Ultraviolet light has the greatest bactericidal effect in the wavelength range from 250 to 270 nm, and the maximum disinfection efficiency falls precisely at a wavelength of 254 nm. This is a form of non-ionized radiation that does not penetrate surfaces. The UV component in the spectrum of electromagnetic radiation is shown in Figure 1.

Figure 1. UV component in the spectrum of electromagnetic radiation

UV-C radiation causes photochemical changes, the consequences of which may vary depending on the species of microorganism in question. The lethal mechanism of action depends on its absorption of DNA, which can stop cell growth and cause death.
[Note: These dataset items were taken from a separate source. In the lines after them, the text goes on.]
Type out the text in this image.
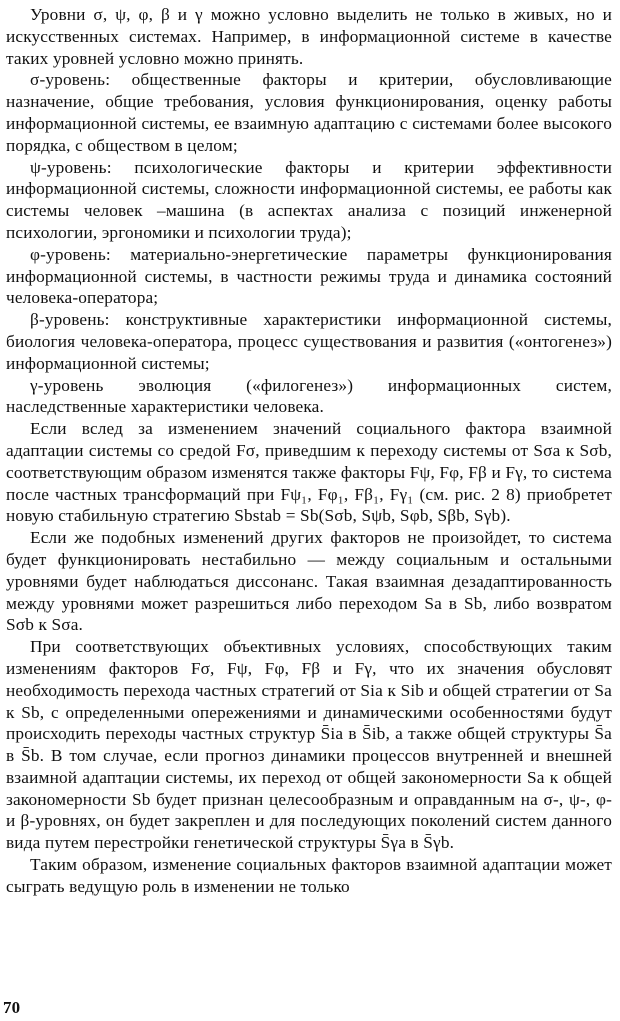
Уровни σ, ψ, φ, β и γ можно условно выделить не только в живых, но и искусственных системах. Например, в информационной системе в качестве таких уровней условно можно принять.

σ-уровень: общественные факторы и критерии, обусловливающие назначение, общие требования, условия функционирования, оценку работы информационной системы, ее взаимную адаптацию с системами более высокого порядка, с обществом в целом;

ψ-уровень: психологические факторы и критерии эффективности информационной системы, сложности информационной системы, ее работы как системы человек –машина (в аспектах анализа с позиций инженерной психологии, эргономики и психологии труда);

φ-уровень: материально-энергетические параметры функционирования информационной системы, в частности режимы труда и динамика состояний человека-оператора;

β-уровень: конструктивные характеристики информационной системы, биология человека-оператора, процесс существования и развития («онтогенез») информационной системы;

γ-уровень эволюция («филогенез») информационных систем, наследственные характеристики человека.

Если вслед за изменением значений социального фактора взаимной адаптации системы со средой Fσ, приведшим к переходу системы от Sσa к Sσb, соответствующим образом изменятся также факторы Fψ, Fφ, Fβ и Fγ, то система после частных трансформаций при Fψ₁, Fφ₁, Fβ₁, Fγ₁ (см. рис. 2 8) приобретет новую стабильную стратегию Sbstab = Sb(Sσb, Sψb, Sφb, Sβb, Sγb).

Если же подобных изменений других факторов не произойдет, то система будет функционировать нестабильно — между социальным и остальными уровнями будет наблюдаться диссонанс. Такая взаимная дезадаптированность между уровнями может разрешиться либо переходом Sa в Sb, либо возвратом Sσb к Sσa.

При соответствующих объективных условиях, способствующих таким изменениям факторов Fσ, Fψ, Fφ, Fβ и Fγ, что их значения обусловят необходимость перехода частных стратегий от Sia к Sib и общей стратегии от Sa к Sb, с определенными опережениями и динамическими особенностями будут происходить переходы частных структур S̄ia в S̄ib, а также общей структуры S̄a в S̄b. В том случае, если прогноз динамики процессов внутренней и внешней взаимной адаптации системы, их переход от общей закономерности Sa к общей закономерности Sb будет признан целесообразным и оправданным на σ-, ψ-, φ- и β-уровнях, он будет закреплен и для последующих поколений систем данного вида путем перестройки генетической структуры S̄γa в S̄γb.

Таким образом, изменение социальных факторов взаимной адаптации может сыграть ведущую роль в изменении не только

70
The possibility of using UV-C radiation as a technology to extend the shelf life of fruits will depend on the availability of reliable information on the limits that lead to the preservation effect of those products that degrade quality.

References:

1. Bezlepkin A.I., Translators V.I., Shlifer E.D. Development of an installation for the disinfection of liquid and solid objects by combined exposure to microwave and UV radiation and ozone. "High-voltage and converter technology". M., VEI Publishing House. 2001, pp. 137-143.
2. Wasserman A.L. Design and operation of ultraviolet bactericidal installations / Ed. Yu.B. Popovsky. M., 2009, 56 p.
3. Dzharulaev D.S. Scientific and technical principles for creating intensive technologies for the processing of fruit and berry raw materials using an electromagnetic field of ultrahigh frequency: Abstract of the thesis . ... doctor of technical sciences: 05.18.01. Krasnodar, 2005. 49 p.
4. Shaumarov Kh.B. Islamov S.Ya. Technology of storage and primary processing of agricultural products. - Tashkent, 2011. 124-p. 4. Shaumarov Kh.B., Mirzaev M.M., Joraev R.J., Fayziev Ya.N. Recommendations for farmers on the storage and primary processing of fruits, grapes and vegetables. - T., 2007. - 22 p.
5. Rusanova L.A. Modern ways of storing fruits, vegetables, berries and grapes / L.A. Rusanova // Service sector: innovations and quality. - 2013. - No. 13. – 11 s.